ClinicalTrials.gov – a Three-Part Series

https://www.fda.gov/drugs/news-events-human-drugs/clinicaltrialsgov-three-part-series?utm_medium=email&utm_source=govdelivery The U.S. Food and Drug Administration’s (FDA’s) Center for Drug Evaluation and Research (CDER) Small Business and Industry Assistance (SBIA) is announcing the availability of an on-demand, three-part series on ClinicalTrials.gov. In these webinars, the FDA provides a general overview of ClinicalTrials.gov and relevant definitions, laws, and regulations for complying with ClinicalTrials.gov registration and requirements for submitting results. Participants will gain an understanding of the role and responsibilities of the CDER and with respect to ClinicalTrials.gov oversight.
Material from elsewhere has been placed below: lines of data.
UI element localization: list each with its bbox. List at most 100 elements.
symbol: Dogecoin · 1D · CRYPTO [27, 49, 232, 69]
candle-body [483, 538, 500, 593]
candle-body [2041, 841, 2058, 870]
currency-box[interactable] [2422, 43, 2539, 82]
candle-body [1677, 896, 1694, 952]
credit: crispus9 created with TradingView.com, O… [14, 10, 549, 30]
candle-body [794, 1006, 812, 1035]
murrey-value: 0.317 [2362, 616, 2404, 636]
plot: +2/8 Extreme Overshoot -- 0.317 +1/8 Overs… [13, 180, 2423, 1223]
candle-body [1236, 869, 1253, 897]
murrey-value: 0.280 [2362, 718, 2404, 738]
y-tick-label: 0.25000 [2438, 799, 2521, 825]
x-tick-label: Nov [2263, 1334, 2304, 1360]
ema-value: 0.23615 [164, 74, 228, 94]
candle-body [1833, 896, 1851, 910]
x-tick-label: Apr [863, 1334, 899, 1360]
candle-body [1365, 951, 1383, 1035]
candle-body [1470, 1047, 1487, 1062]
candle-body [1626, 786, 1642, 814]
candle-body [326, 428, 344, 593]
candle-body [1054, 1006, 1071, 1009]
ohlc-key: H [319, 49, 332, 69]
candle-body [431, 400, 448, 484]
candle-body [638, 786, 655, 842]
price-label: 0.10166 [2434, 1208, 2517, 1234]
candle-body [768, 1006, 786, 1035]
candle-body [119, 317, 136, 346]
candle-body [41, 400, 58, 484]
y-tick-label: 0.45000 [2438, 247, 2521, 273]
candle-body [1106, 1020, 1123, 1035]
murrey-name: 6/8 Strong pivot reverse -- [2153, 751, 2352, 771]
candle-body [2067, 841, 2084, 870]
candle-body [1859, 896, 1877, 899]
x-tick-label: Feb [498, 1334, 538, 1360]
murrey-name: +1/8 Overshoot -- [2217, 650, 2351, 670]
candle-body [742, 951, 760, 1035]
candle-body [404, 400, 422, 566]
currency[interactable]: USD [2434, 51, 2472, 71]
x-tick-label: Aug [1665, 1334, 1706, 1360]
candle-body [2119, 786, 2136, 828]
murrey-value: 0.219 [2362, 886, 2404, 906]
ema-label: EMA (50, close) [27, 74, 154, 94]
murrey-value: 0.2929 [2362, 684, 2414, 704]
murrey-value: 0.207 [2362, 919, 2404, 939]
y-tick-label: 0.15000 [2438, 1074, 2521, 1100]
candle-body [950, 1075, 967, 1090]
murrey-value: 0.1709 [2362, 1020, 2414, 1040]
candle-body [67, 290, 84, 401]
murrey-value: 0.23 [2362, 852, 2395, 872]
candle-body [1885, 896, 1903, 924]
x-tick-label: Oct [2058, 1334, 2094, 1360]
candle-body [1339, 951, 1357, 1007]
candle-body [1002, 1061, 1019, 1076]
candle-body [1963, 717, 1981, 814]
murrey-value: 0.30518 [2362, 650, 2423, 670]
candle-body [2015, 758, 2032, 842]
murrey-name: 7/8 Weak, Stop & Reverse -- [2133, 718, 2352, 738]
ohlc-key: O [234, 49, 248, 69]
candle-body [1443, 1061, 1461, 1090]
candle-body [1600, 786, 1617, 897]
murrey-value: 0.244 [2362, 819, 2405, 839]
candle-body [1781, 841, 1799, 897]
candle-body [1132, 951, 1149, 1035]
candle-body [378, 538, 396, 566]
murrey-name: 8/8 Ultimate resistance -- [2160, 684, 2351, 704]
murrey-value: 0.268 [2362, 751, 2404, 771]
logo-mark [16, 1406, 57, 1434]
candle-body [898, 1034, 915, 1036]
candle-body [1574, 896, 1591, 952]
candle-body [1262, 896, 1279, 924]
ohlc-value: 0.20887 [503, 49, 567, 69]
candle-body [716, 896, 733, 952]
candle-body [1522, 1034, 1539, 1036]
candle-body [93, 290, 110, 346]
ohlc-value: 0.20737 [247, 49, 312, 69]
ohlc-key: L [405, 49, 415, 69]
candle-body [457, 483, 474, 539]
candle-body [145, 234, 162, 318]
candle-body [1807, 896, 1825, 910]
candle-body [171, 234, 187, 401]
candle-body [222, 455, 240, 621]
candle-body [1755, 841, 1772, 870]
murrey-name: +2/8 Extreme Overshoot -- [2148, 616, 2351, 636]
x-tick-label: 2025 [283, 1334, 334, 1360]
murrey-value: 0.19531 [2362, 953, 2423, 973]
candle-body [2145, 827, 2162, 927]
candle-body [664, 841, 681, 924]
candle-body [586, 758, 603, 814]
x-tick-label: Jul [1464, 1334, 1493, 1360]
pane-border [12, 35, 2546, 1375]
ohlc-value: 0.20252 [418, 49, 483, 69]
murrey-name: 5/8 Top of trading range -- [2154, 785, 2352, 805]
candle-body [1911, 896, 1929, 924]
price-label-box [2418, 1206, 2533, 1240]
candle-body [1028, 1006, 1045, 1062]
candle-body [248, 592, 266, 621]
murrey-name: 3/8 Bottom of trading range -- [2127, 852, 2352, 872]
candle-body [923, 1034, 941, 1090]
They will also hear examples of compliance and enforcement activities CDER has taken to encourage compliance. Topics Covered: FDA’s roles and responsibilities with respect to ClinicalTrials.gov oversight An overview of ClinicalTrials.gov definitions, laws, and regulations An overview of CDER’s compliance and enforcement activities with respect to ClinicalTrials.gov requirements, including case examples Additional Details: The webinar series is free, and no registration is required. The intended audience includes sponsors, sponsor-investigators and clinical investigators designated as responsible for submitting registration and results information to ClinicalTrials.gov.